There are no statistically significant differences between the anticoagulants we used, in HGB, RBC, MCH, and WBC, in the present study. Some authors observed significant differences in HGB and RBC obtained from EDTA and heparin salts (Korcock et al. 1988; Maqbool et al. 2013); however, simultaneously, they reported hemolysis of EDTA-treated samples. The hemolytic effect of EDTA on fish blood has been described by several authors (Smit et al. 1977; Van Vliet et al. 1985; Korcock et al. 1988; Walencik and Witeska 2007; Witeska and Wargocka 2011). However, this effect was not observed in the present study of brown trout. In our opinion, since hemolysis was not recorded, cell counts, HGB, and MCH should not show significant differences between anticoagulants. The insignificant differences in the means in these parameters in the current study are most likely due to inaccuracy of the manual methods.

In our opinion, lithium heparin is more suitable for hematologic assessment of farmed brown trout spawners, than dipotassium EDTA. Heparin does not influence the size of the red blood cells, thus reducing possibility of hemolysis to a minimum (Bain et al. 2016). Although results obtained in this study show statistically important PCV increase in K2EDTA-treated blood, authors do not consider this anticoagulant to be totally unsuitable for fish blood tests. There are reports suggesting that EDTA salts can be used for hematologic assessment if heparin is not available (Hesser 1960). Blood cell counts and HGB are not affected by salts of EDTA (Ahmed and Maqbool 2014). In addition, several authors reported that blood smears made with EDTA-treated blood have superior quality compared to those from heparin (Campbell 2015; Bain et al. 2016). Furthermore, the general availability and low cost of standard test tubes spray-coated with this compound make it easier for fish culturists to obtain them. Based on the present study, we suggest that K2EDTA can be used, with caution, for the determination of blood cell counts and HGB. Further research is required to better understand the effect of anticoagulants on hematological parameters. The analysis of blood collected without any anticoagulant could be of help in this process.

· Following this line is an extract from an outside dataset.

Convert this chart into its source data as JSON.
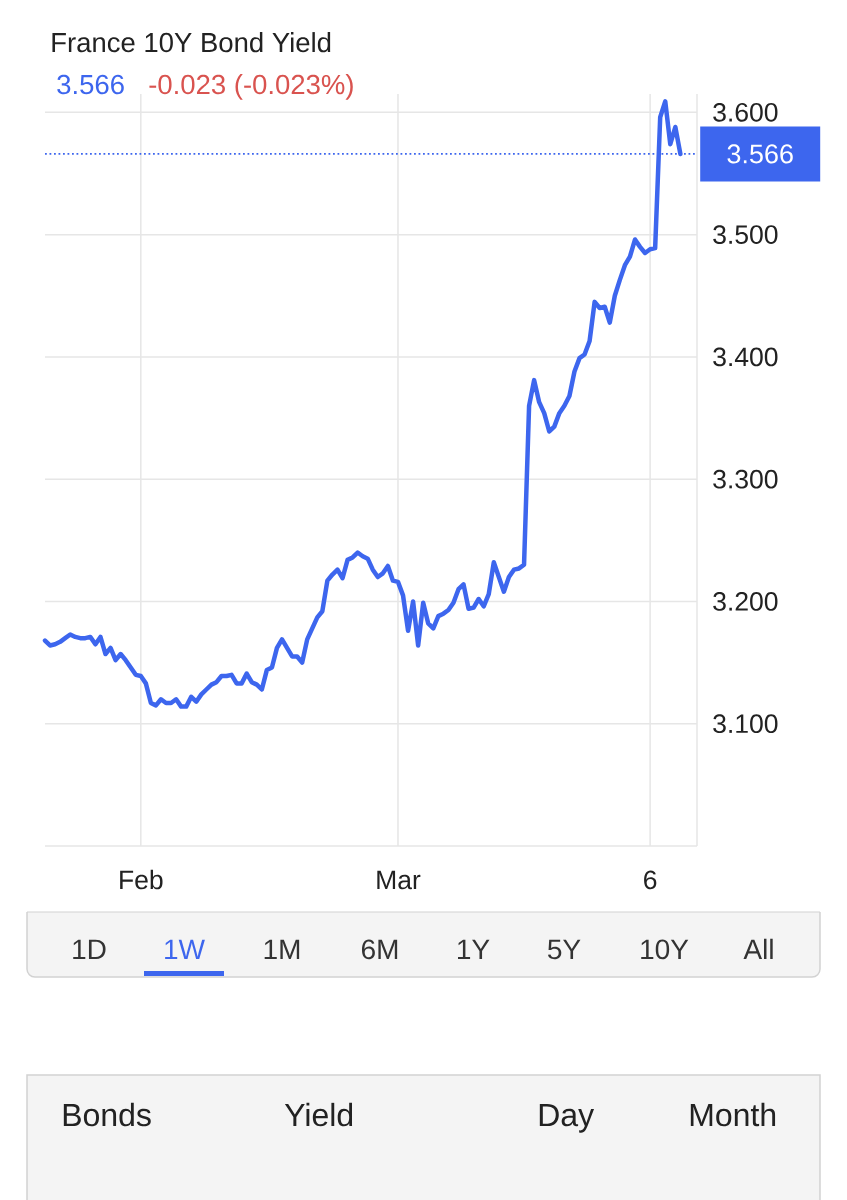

Our results can serve as reference values for mature brown trout during spawning season, but specific farming and environmental conditions should be taken into account. Temperature is especially important—seasonal variations in this parameter have a direct impact on some hematological indices, such as PCV and HGB (Campbell 2015). Blood parameters may also vary in relation to life cycle phase. Prolonged lymphocytopenia in brown trout during spawning season is documented (Pickering 1986; Pickering and Pottinger 1987).

Monitoring the condition of farmed fish is crucial for efficient fish production. Blood tests proved to be easy to obtain, and are a comprehensive tool for health assessment in higher vertebrate species bred in captivity (Weiss and Wardrop 2010; Thrall et al. 2012; Campbell 2015). In the light of the recent occurrence of potentially lethal ulcerative dermal necrosis (UDN)-like disease in Poland’s rivers (Kazuń et al. 2011; Grudniewska et al. 2012), monitoring and maintaining the welfare of cultured brown trout is vital for the future of salmonid aquaculture and the sustainability of hatcheries in Poland.